El desierto del Hueco Mundo se estremecía con el rugido de decenas de Gillians avanzando como un ejército ciego. El aire pesado vibraba con sus pisadas, y la arena temblaba bajo cada movimiento.
El grupo de avanzada —con Abyss, La Maga, el Capitán del 11º escuadrón, Nell y Grimmjow— se preparaba para recibirlos.
Pero antes de que pudieran reaccionar, a lo lejos comenzaron a escucharse tres rugidos familiares.
—¡Aúlla, Zabimaru! —retumbó una voz grave. En la distancia, un látigo surcó el aire y partió en pedazos a varios Gillians, cayendo como muñecos rotos.
—¡Danza, Sode no Shirayuki! —el frío se extendió con un murmullo cristalino, y varios hollows quedaron congelados en un instante, quebrándose en mil fragmentos que se disolvieron con el viento.
—¡Getsuga Tenshō! —la oscuridad cortó el cielo, un filo de poder que atravesó a los últimos Gillians con violencia.
Los cuerpos gigantes se desplomaron uno tras otro, levantando una nube de arena y polvo espiritual.
El grupo de avanzada abrió los ojos de par en par.
—…No puede ser —susurró Abyss.
De entre la polvareda aparecieron Ichigo, Rukia, Renji, Orihime, Uryū, Chad, Kazui e Ichika.

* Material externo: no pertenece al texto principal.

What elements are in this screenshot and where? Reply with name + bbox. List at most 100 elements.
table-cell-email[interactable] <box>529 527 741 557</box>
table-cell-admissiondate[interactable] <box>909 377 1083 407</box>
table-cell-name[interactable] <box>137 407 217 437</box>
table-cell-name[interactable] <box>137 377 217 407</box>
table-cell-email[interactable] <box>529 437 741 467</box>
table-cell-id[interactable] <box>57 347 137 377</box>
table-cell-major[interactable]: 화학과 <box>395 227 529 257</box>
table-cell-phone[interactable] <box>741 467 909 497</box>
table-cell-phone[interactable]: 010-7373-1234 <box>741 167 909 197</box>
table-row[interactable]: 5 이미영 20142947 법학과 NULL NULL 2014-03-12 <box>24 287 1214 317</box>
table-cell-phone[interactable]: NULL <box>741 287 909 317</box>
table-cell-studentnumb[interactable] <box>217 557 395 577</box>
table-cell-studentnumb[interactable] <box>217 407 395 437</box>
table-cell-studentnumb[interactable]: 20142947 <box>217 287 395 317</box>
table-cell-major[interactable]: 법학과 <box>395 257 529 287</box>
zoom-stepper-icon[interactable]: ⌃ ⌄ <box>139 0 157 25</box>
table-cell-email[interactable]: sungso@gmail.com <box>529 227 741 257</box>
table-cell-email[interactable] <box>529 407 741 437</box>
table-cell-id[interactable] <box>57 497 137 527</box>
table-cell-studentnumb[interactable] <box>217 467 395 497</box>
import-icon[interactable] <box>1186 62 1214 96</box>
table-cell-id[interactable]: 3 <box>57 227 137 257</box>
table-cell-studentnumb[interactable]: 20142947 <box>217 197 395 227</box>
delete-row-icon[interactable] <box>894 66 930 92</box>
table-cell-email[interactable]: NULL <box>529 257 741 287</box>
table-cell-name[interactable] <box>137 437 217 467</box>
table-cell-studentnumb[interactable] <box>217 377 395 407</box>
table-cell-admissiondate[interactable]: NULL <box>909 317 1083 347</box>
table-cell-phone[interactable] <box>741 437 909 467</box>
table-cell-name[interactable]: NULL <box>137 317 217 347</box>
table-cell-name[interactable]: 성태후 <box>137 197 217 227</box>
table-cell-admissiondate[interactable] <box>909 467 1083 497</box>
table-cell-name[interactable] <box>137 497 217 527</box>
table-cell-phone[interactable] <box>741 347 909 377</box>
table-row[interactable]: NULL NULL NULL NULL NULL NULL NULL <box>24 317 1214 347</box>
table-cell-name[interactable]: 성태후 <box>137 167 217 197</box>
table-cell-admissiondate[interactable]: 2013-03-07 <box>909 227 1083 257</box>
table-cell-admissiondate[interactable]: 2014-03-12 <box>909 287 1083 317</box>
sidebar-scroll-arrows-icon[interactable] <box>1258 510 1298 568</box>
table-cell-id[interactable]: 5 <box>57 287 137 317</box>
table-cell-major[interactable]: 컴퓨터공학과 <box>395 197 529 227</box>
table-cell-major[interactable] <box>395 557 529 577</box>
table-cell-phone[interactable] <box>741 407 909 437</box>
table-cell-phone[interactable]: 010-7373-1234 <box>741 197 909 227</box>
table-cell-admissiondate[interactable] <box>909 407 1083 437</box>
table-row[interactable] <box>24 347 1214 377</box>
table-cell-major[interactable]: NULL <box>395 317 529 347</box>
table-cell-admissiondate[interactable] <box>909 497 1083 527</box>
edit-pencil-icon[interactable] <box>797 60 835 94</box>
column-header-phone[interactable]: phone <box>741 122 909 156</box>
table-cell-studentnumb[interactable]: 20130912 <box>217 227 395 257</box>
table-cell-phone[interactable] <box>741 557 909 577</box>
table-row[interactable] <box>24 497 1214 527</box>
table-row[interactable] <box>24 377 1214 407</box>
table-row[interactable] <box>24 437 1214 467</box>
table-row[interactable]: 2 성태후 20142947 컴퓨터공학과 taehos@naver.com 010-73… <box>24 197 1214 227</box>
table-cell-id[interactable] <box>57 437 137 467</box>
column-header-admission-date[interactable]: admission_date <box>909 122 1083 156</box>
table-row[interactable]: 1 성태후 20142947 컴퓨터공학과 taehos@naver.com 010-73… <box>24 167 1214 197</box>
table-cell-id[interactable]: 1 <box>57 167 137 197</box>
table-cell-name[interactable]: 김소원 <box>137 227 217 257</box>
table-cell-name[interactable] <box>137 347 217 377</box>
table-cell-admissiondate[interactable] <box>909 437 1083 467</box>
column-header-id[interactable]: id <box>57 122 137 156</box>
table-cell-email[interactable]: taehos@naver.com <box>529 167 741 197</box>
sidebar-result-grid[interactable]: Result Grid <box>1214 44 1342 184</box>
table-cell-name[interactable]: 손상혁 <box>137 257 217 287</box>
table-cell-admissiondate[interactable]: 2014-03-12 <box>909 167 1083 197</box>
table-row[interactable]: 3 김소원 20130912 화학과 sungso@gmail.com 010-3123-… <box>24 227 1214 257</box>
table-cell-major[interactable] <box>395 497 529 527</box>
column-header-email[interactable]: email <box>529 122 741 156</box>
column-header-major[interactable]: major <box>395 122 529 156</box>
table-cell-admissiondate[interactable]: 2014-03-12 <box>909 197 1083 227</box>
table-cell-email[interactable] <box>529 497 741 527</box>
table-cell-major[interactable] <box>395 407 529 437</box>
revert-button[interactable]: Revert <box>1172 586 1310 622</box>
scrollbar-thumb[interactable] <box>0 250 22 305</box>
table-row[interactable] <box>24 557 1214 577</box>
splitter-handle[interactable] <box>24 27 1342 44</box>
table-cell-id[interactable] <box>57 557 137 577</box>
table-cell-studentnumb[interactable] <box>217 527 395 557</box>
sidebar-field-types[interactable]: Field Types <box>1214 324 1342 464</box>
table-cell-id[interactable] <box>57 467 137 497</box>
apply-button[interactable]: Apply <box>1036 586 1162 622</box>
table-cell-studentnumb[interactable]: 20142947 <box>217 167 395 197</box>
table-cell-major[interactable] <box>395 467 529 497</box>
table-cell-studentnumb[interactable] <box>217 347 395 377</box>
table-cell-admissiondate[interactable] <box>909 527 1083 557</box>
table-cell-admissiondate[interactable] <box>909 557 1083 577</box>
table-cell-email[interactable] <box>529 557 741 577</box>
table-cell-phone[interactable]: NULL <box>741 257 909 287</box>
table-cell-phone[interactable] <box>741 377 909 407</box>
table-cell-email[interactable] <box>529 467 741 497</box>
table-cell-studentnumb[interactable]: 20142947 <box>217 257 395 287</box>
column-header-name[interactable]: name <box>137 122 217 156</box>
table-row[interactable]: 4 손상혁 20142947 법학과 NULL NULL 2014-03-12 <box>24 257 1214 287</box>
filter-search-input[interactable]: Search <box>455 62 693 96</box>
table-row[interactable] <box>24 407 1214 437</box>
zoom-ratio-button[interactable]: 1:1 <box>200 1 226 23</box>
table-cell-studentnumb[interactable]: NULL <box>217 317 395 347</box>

La sorpresa en los dos grupos era mutua.
Ichigo apenas alcanzó a mirar a Nell cuando ella saltó sobre él con una sonrisa enorme.
—¡Ichigo! ¡Estás más viejo! —dijo, aplastándolo contra la arena mientras lo abrazaba con fuerza.
Orihime saludó con una mano, divertida.
—Hola, Nell.
Nell se giró de inmediato hacia Kazui, que la miraba con la cara roja como un tomate.
—¡Ohhh! Debes ser el hijo de Ichigo, tienen el mismo reatsu.
Kazui solo bajó la cabeza, asintiendo con torpeza.
Ichika, que observaba la escena, se cruzó de brazos y miró a Nell de arriba a abajo. Su vista se detuvo un instante en el prominente busto de la arrancar… luego se miró a sí misma, bajó el ceño y chasqueó la lengua.
Al notar a Kazui rojo, le dio un golpe en el brazo, que llego a tumbarlo.
—¡Oye, deja de mirarla tanto, idiota!
Todos alrededor se quedaron congelados. Orihime y Rukia se taparon la boca, riendo por lo bajo, mientras Renji y el propio Ichigo —aún atrapado bajo Nell— no entendían nada.
Fue el capitán del 11º escuadrón quien cortó el momento.
—Capitana Kuchiki. —Hizo un saludo rápido a Rukia—. No te preocupes. Cumplí tu orden. Dejé a Tala en el escuadrón, como lo prometí.
Rukia asintió, aliviada por dentro, aunque la tensión en sus ojos revelaba que no dejaba de pensar en ella.
El capitán miró a Ichigo y al grupo completo, sorprendido.
—Jamás pensé que vería al legendario equipo de Karakura reunido otra vez. Cuándo estaba dentro de la Academia, sus nombres eran una leyenda.
Un murmullo de los hombres del 11º escuadrón interrumpió la reverencia.
—Leyenda o no, yo no pienso pelear junto a un sucio Quincy —dijo uno de los soldados, mirando con desprecio a Uryū.
El Quincy, sereno, materializó su arco de luz.
—Si crees que eres digno de enfrentarte a mí… ven. Y veremos si sigues vivo.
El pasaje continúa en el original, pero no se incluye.